Un psychologue se forme à la psychologie, pas à la psychanalyse. Si un psychologue ou un psychiatre veut se former à la psychanalyse, il faut qu’il s’inscrive dans une école de psychanalyse. L’université n’a jamais formé qui que ce soit à la clinique. Elle décerne des diplômes. C’est important, nécessaire, mais pas suffisant.
 
La psychanalyse n’est pas une affaire d’appropriation. C’est au clinicien d’être suffisamment bon pour s’approprier la situation clinique inédite qui lui tombe dessus et la gérer de la manière la plus psychanalytique possible, à savoir de faire en sorte que le malade devienne patient, que ce dernier puisse devenir psychanalysant et enfin sujet. Pour cela, il faut une formation solide, un style forgé et une éthique excellente. La psychanalyse française propose cela. J’en suis témoin. Je m’en porte garant.
 
Freud signalait déjà à son époque cet arrangement que faisaient les psychiatres à prendre un peu de la psychanalyse, mais pas tout, comme s’ils étaient dans un supermarché thérapeutique. À vrai dire, ils ne sont pas psychanalystes, ni psychiatres, ni psychologues. Ils font du semblant. L’éthique n’est pas au rendez‑vous transférentiel. Voilà pourquoi j’avais dit que la psychanalyse du psychanalyste est sans fin, cela pour protéger la psychanalyse, et surtout le psychanalysant, du Moi de l’analyste. Ils ont refusé en bloc ma proposition. Je me délecte à constater leur absence de courage.
 
Au RPH, les psychanalystes prouvent que la psychanalyse a de beaux jours devant elle. Ce n’est pas une idéologie, un amour aveugle, mais la constatation que, face au malade, au patient, au psychanalysant, la méthode et les techniques psychanalytiques sortent le clinicien de l’embarras et celui qui souffre d’une jouissance qui l’absorbe, voire l’engloutit.
 
Il faut comparer le comparable : la psychanalyse ne peut pas être comparée à d’autres psychothérapies, parce qu’elle n’en est pas une.
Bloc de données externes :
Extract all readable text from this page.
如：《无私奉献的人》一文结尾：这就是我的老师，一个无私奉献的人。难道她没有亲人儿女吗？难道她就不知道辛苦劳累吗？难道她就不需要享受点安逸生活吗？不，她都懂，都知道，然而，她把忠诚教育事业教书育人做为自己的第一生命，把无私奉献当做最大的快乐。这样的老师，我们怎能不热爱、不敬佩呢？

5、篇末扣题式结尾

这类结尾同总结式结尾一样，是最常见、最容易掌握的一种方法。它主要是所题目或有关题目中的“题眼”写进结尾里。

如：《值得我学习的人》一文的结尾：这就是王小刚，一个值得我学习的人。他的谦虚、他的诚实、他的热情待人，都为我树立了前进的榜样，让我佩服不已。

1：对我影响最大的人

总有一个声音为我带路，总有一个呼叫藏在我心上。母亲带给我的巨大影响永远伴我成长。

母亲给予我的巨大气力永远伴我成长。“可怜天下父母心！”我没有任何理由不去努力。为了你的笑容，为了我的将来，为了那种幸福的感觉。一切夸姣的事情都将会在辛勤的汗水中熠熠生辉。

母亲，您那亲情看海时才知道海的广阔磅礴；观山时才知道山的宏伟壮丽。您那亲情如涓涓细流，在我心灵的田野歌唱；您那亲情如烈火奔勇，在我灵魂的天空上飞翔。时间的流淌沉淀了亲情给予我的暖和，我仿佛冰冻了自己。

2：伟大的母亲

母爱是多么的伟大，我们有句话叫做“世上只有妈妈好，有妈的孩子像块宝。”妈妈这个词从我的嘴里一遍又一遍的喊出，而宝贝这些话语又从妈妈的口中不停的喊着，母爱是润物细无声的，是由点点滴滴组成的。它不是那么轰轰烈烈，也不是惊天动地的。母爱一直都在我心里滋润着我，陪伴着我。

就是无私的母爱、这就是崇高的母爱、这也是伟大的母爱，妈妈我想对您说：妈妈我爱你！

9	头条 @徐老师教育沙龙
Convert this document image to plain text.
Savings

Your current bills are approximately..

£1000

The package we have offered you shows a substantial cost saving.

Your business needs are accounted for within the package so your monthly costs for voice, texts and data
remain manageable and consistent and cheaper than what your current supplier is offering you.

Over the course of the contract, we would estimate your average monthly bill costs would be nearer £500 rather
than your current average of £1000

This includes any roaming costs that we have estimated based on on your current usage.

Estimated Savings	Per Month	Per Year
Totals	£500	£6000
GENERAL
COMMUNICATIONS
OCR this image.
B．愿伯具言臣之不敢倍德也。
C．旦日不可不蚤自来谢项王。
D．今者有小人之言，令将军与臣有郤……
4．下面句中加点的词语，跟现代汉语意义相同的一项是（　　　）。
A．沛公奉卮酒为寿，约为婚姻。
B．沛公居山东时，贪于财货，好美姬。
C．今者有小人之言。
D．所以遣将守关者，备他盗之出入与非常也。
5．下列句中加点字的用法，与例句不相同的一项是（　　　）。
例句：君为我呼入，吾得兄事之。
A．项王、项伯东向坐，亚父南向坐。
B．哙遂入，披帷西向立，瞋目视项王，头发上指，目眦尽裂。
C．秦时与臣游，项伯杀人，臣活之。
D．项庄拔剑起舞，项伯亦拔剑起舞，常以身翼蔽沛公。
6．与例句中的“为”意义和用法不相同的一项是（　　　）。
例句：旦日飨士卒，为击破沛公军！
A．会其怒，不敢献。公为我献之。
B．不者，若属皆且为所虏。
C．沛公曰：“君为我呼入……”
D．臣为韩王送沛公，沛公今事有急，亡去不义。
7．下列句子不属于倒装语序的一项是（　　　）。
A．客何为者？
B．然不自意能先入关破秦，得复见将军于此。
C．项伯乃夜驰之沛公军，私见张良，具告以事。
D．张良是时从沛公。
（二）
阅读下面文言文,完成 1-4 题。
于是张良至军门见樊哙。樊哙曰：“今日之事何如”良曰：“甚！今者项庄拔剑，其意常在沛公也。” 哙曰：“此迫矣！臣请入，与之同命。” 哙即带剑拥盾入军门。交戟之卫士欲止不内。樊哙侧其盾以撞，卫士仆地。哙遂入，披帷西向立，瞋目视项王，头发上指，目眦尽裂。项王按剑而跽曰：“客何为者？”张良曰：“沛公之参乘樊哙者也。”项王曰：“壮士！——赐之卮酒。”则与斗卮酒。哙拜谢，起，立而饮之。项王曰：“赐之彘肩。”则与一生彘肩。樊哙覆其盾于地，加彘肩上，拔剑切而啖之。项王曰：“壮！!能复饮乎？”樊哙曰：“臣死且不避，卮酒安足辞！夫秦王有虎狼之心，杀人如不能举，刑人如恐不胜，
Il est impossible de comparer la psychanalyse de Jacques avec la psychothérapie de Marie.
 
Mais las, ces gens, universitaires apparemment ayant autorité discursive, n’ont-ils donc jamais entendu parler d’épistémologie ?
 
La psychanalyse est une construction subjective. Il est possible de comparer les petits des hippocampes, pas ceux des êtres humains, car les premiers naissent au moins deux dans le même espace‑temps et que les seconds – c’est la radicalité du Réel – ne peuvent être parmi nous qu’un par un.
 
Ce n’est pas la psychanalyse qui est dépassée, ce sont ces pauvres malheureux qui se mêlent de parler de ce qu’ils ne connaissent pas.